Suddenly Rote Wien is alive; it is no longer just a research project. The arguments and class lines from the 1920s are still ongoing. And I wonder if the conscious symbolic value and power of the estates continues to aggravate the right?

England once had a fine tradition of well built council estates with gardens, services, direct labour maintenance and much else. From 1980 onwards this infrastructure, and the values it represented, has come under relentless attack by the Tories and the wet Tories that now dominate the Labour Party.

In Rote Wien the architects, designers and layers of the social democratic leadership and city hall bureaucrats shared some common sense of principles and values. That the housing should be good quality and inexpensive. Gardens and open space should be used to utilise nature’s powers of air and space and light to support the physical strength and psychological harmony of the people. And values such as these once influenced the Labour Party’s approach to housing in Britain.

Now this has changed. Everything is underpinned by capital. And that smears a greasy film of money and profit on housing, health care, education, transport and all everyday objects. It means that the only essential value of our environments is the rule of cash.

But the developers, speculators, volume house builders and politicians cannot admit this. Hence a huge industry of marketing and advertising devoted to telling us each day how fantastic capitalism is. It needs this head fixing industry because the objects of everyday life struggle to emit genuinely social signals. It must be done for them.
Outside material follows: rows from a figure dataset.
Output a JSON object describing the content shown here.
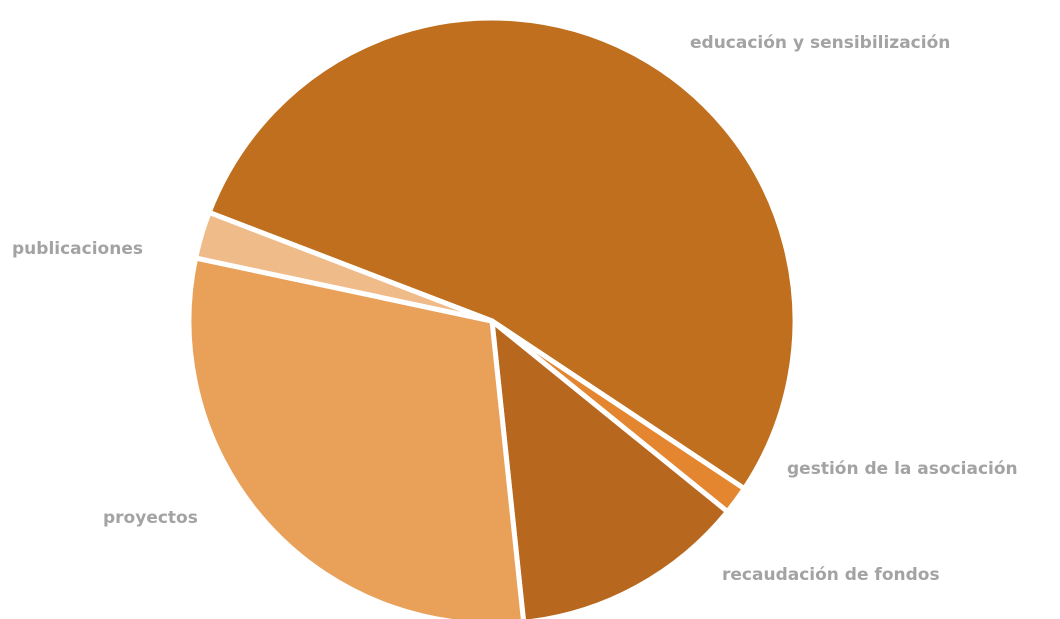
{
  "chart_data": {
    "type": "pie",
    "title": "",
    "slices": [
      {
        "label": "educación y sensibilización",
        "value": 53.5,
        "color": "#bf6f1d"
      },
      {
        "label": "gestión de la asociación",
        "value": 1.5,
        "color": "#e4862f"
      },
      {
        "label": "recaudación de fondos",
        "value": 12.5,
        "color": "#b8681e"
      },
      {
        "label": "proyectos",
        "value": 30.0,
        "color": "#e9a15a"
      },
      {
        "label": "publicaciones",
        "value": 2.5,
        "color": "#efbb88"
      }
    ],
    "labels_shown": true,
    "legend": "none"
  }
}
When housing is built for through taxes, without any expectation of profit, then other values can shine through with greater light. The city council of the 1920s, despite the criticisms that can be levelled at it, had a genuine belief that producing a good social environment would be good for the people. And here I think the housing achieves the values of honesty and social commitment that continue to resonate. Something that little public housing in England has achieved for fifty years.

The design of all the blocks, large and small, has a cosy Biedermeier-ish comfort and perhaps reflects those early nineteenth century values of community and domesticity that people still crave. Ornamentation and design are used to provide a nicely balanced decorum with a slightly cheeky edge. The overall effect is that of a satisfying comedy drama theatre with a happy ending.
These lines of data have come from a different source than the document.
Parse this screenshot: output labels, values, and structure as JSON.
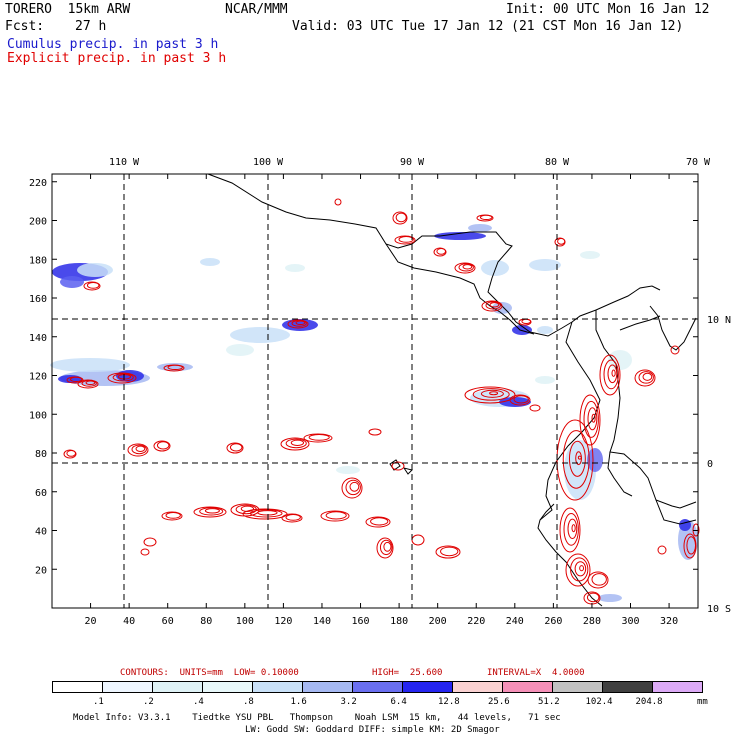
{
  "header": {
    "model": "TORERO  15km ARW",
    "center": "NCAR/MMM",
    "init": "Init: 00 UTC Mon 16 Jan 12",
    "fcst_label": "Fcst:",
    "fcst_value": "27 h",
    "valid": "Valid: 03 UTC Tue 17 Jan 12 (21 CST Mon 16 Jan 12)",
    "cumulus": "Cumulus precip. in past 3 h",
    "explicit": "Explicit precip. in past 3 h"
  },
  "colors": {
    "cumulus": "#1a1acc",
    "explicit": "#e00000",
    "contour": "#e00000",
    "grid": "#000000"
  },
  "map": {
    "lon_labels": [
      "110 W",
      "100 W",
      "90 W",
      "80 W",
      "70 W"
    ],
    "lat_labels": [
      "10 N",
      "0",
      "10 S"
    ],
    "x_ticks": [
      "20",
      "40",
      "60",
      "80",
      "100",
      "120",
      "140",
      "160",
      "180",
      "200",
      "220",
      "240",
      "260",
      "280",
      "300",
      "320"
    ],
    "y_ticks": [
      "220",
      "200",
      "180",
      "160",
      "140",
      "120",
      "100",
      "80",
      "60",
      "40",
      "20"
    ],
    "x_range": [
      0,
      335
    ],
    "y_range": [
      0,
      224
    ]
  },
  "contours_info": {
    "prefix": "CONTOURS:  UNITS=mm  LOW= 0.10000",
    "high": "HIGH=  25.600",
    "interval": "INTERVAL=X  4.0000"
  },
  "colorbar": {
    "unit": "mm",
    "labels": [
      ".1",
      ".2",
      ".4",
      ".8",
      "1.6",
      "3.2",
      "6.4",
      "12.8",
      "25.6",
      "51.2",
      "102.4",
      "204.8"
    ],
    "colors": [
      "#ffffff",
      "#eef6ff",
      "#dff2f6",
      "#e8f8fa",
      "#c9e1f8",
      "#a6b9f2",
      "#6a6ff0",
      "#2525f0",
      "#fad2d2",
      "#f590b8",
      "#c2c2c2",
      "#404040",
      "#dcaaf6"
    ]
  },
  "footer": {
    "line1": "Model Info: V3.3.1    Tiedtke YSU PBL   Thompson    Noah LSM  15 km,   44 levels,   71 sec",
    "line2": "LW: Godd SW: Goddard DIFF: simple KM: 2D Smagor"
  }
}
None of this is accidental. The guidelines for the original competition for this housing stipulated that there should be large inner courtyards and plenty of play space. The architects and planners were influenced by both Otto Wagner and Camillo Sitte and this is well expressed in what was built and how. The central square, Matteottiplatz was consciously modelled on a square of the type that could be found in a Renaissance town. The overall amount of overall space was increased by the laying out of Kongresspark a few minutes walk away.

Of the overall site, 22 percent has been built on and 78 percent is ‘space’. The building of the original estate included doctors’ surgeries, pharmacies, a post office, shops, workshops, a pub, offices for the police and fire brigade, laundries, bathing facilities (slipper baths), welfare rooms, a hall, a kindergarten, a library, theatre and cinema.
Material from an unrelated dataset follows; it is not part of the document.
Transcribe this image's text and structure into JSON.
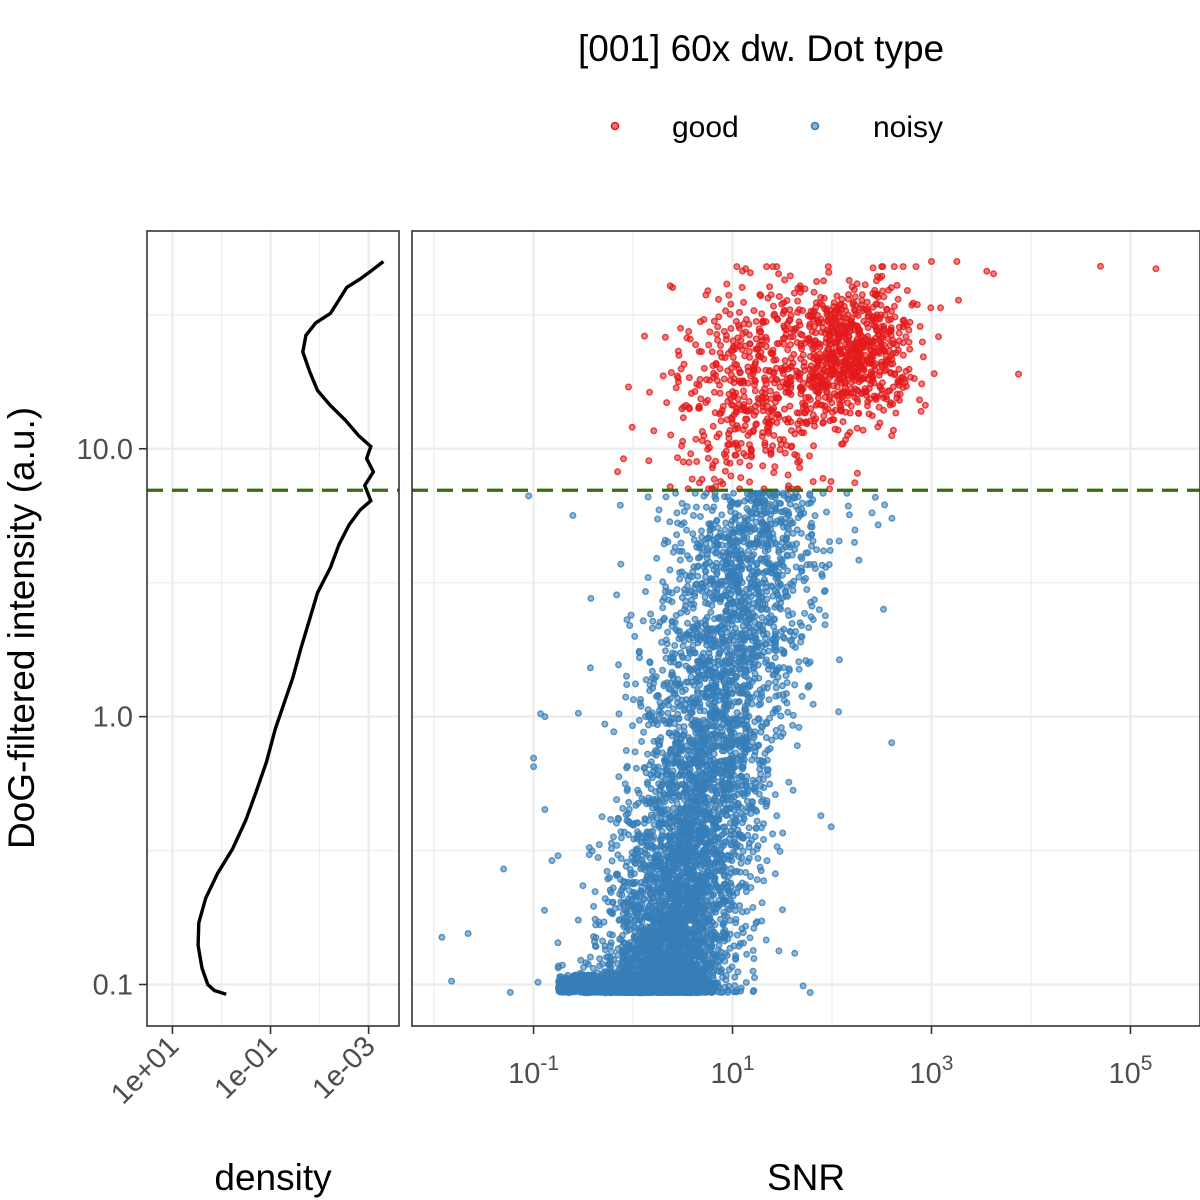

There is a great deal of community activity across the estate. The formal meetings, bookshop, knitting club, library, drop in centres, a pottery workshop and much more. I notice too the number of people who are sitting in the gardens reading, groups of friends talking, people listening to music or stories through headphones. I spend a couple of hours walking around and sitting at various places and when I leave, there are still people in Matteottiplatz talking who were there when I arrived.

Perhaps they are discussing the forthcoming election. Perhaps they are sharing memories of the estate. There are many memories of Rote Wien. But who is learning from the lessons?